Today, many studies focus on one spatial dimension before increasing the complexity of their models. Examples include the scaling of signaling activity with the size of growing tissues (Hamaratoglu et al., 2011) and the reverse engineering of developmental gene regulatory networks (Jaeger et al., 2011; Perkins et al., 2006). To measure gene and protein expression in one spatial dimension, we derive the structure models of the individual systems previously inferred to generate systematic trajectories. The obtained data sets are called expression profiles.
Only two parameters are required to generate a trajectory: the reference boundary (A/P or D/V) and a translation offset. The last case below shows the trajectory obtained when translating the D/V boundary along 45% of the trajectory of the C-D axis (C is the center of the model, D is the intersection of the A/P boundary with the dorsal part of the outer boundary of the model). Note that placing the offset slider on -45% would have translated the D/V boundary towards the ventral part of the structure.

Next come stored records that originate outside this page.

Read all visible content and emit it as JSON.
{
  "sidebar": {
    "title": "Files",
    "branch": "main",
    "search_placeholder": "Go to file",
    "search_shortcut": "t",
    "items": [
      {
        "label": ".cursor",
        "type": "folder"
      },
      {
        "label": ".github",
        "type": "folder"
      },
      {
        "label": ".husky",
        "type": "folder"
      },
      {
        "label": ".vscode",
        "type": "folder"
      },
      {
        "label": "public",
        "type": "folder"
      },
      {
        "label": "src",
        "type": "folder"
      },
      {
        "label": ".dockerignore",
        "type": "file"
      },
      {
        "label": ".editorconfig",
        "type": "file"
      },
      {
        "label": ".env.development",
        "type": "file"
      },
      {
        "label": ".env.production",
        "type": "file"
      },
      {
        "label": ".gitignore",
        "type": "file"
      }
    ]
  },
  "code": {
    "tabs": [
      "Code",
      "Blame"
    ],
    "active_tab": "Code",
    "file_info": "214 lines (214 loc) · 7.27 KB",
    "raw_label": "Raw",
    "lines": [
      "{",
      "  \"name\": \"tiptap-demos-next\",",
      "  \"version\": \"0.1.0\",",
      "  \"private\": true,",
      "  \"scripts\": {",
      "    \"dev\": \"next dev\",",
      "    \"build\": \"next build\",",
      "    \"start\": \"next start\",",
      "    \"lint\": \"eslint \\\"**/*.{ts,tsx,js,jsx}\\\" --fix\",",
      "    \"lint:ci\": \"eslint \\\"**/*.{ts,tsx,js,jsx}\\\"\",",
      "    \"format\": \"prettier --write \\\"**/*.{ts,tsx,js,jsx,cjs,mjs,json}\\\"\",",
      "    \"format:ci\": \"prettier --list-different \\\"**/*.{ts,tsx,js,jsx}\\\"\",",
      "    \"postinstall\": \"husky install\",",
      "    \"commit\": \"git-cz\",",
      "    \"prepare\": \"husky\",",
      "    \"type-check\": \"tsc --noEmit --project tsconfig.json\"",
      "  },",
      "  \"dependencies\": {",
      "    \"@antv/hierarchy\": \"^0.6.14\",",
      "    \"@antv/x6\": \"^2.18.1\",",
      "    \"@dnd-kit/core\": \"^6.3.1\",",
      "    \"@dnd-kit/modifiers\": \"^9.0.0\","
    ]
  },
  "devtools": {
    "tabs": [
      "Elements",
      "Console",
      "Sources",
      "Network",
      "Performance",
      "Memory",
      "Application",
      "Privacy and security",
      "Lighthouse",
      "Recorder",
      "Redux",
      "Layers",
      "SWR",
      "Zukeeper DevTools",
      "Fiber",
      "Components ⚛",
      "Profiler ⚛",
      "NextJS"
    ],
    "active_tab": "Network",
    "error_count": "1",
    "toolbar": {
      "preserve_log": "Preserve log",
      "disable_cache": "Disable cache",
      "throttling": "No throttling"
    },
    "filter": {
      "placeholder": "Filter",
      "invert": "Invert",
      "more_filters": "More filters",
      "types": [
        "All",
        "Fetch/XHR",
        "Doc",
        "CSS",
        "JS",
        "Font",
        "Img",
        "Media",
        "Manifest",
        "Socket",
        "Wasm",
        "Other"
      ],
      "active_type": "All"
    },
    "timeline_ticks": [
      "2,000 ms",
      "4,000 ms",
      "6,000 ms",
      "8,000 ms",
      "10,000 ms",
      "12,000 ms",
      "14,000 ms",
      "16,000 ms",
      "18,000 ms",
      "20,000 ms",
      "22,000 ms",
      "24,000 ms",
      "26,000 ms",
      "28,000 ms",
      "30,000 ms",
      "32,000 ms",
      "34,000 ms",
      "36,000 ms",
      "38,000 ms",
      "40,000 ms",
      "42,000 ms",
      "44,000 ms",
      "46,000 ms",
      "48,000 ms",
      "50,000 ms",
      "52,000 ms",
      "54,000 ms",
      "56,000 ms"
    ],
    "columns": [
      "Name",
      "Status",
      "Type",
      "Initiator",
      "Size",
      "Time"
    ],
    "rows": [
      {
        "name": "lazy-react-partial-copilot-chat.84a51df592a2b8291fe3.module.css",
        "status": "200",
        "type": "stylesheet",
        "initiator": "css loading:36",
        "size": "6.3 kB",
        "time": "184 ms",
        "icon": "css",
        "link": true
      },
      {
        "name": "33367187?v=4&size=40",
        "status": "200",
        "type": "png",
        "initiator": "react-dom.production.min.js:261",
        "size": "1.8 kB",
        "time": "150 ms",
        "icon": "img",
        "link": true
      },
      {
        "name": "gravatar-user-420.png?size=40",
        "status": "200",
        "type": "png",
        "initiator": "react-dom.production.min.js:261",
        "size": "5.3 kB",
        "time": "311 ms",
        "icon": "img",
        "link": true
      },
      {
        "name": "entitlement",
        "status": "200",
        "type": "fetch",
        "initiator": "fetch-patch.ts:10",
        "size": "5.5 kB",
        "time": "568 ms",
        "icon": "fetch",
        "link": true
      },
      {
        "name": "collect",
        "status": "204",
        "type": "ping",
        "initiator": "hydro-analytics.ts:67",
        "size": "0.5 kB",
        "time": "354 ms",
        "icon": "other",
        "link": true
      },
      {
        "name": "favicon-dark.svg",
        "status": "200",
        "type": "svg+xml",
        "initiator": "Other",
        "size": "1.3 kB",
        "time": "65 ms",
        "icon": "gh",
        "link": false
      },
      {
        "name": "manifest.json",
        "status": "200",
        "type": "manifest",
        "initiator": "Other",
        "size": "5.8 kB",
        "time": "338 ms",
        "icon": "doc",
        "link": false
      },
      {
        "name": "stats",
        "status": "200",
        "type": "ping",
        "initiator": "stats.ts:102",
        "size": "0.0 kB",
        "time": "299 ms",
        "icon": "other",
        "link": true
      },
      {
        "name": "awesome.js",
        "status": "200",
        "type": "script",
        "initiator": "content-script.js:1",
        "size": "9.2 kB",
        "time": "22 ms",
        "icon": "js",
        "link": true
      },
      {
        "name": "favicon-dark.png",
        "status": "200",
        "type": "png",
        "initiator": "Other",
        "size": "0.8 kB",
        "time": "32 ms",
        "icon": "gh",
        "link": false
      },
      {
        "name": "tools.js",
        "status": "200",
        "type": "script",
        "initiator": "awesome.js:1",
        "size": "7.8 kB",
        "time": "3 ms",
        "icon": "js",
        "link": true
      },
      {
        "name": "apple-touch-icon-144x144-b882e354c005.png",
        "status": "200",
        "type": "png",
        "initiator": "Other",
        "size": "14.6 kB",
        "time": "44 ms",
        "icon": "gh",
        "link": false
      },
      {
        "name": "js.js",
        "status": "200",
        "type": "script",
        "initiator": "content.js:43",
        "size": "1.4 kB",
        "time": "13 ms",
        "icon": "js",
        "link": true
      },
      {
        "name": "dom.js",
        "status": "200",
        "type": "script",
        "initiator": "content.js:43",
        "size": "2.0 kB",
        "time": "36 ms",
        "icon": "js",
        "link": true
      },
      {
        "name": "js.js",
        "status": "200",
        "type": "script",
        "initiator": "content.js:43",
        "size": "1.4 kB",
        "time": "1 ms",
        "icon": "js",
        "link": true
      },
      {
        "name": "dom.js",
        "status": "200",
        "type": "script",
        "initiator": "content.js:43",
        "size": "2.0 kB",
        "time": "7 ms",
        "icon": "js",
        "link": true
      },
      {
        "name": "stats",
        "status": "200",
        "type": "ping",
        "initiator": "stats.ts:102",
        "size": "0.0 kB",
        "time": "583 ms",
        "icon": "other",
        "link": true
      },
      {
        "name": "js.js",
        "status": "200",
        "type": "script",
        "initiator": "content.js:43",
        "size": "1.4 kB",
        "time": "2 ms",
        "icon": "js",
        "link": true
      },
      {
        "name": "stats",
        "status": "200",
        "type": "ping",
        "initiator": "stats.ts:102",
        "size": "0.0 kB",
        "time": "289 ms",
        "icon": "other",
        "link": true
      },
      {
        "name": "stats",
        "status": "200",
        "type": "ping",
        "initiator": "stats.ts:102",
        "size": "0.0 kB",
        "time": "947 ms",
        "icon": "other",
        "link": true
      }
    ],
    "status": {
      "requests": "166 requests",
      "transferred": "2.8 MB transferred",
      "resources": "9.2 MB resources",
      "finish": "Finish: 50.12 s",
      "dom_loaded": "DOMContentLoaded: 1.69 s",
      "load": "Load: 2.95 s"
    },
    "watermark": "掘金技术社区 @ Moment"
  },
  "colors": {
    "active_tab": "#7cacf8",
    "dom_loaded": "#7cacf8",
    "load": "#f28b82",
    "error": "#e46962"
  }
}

However, we wanted to support the quantification of gene and protein expression everywhere inside the inferred structure model. If the generation of expression profiles is relatively evident, the principal challenge was to move from a 1D to 2D discretization of the system. To overcome this, we defined a coordinate system derived from the morphological structure model identified previously by our unsupervised segmentation method. Grid representations of this coordinate system are shown below for Drosophila wings imaged at different times during during development. Here, we used this representation to obtain a quantitative description of the effect of the pentagone mutation on the morphology of developing wing.
The advantage of this coordinate system is that it provides a way to measure expression levels in a systematic way in many individual systems. Here, we used this method to measure the relative expression of five gene products at different time steps during wing development. Expression is measured at the intersection points of the grids, whose resolution can be freely adjusted, before generating for each individual system an intermediate representation called circular expression map.
Thanks to this representation, spatial gene expression data can be integrated despite the fact that they have been collected from individual systems having intrinsctly different shapes. The expression maps of Pmad-GFP, Pmad-AB, Brk-AB, Sal-AB and Omb-AB shown below correspond each to an average expression map computed from five to ten wings.
In addition to provide a tool that can be directly used to study the scaling of activity gradients in growing tissues, this representation can be used to visualize and compare expression maps obtained under different experimental conditions. Examples include systems imaged at different time steps during development or systems with different genetic backgrounds.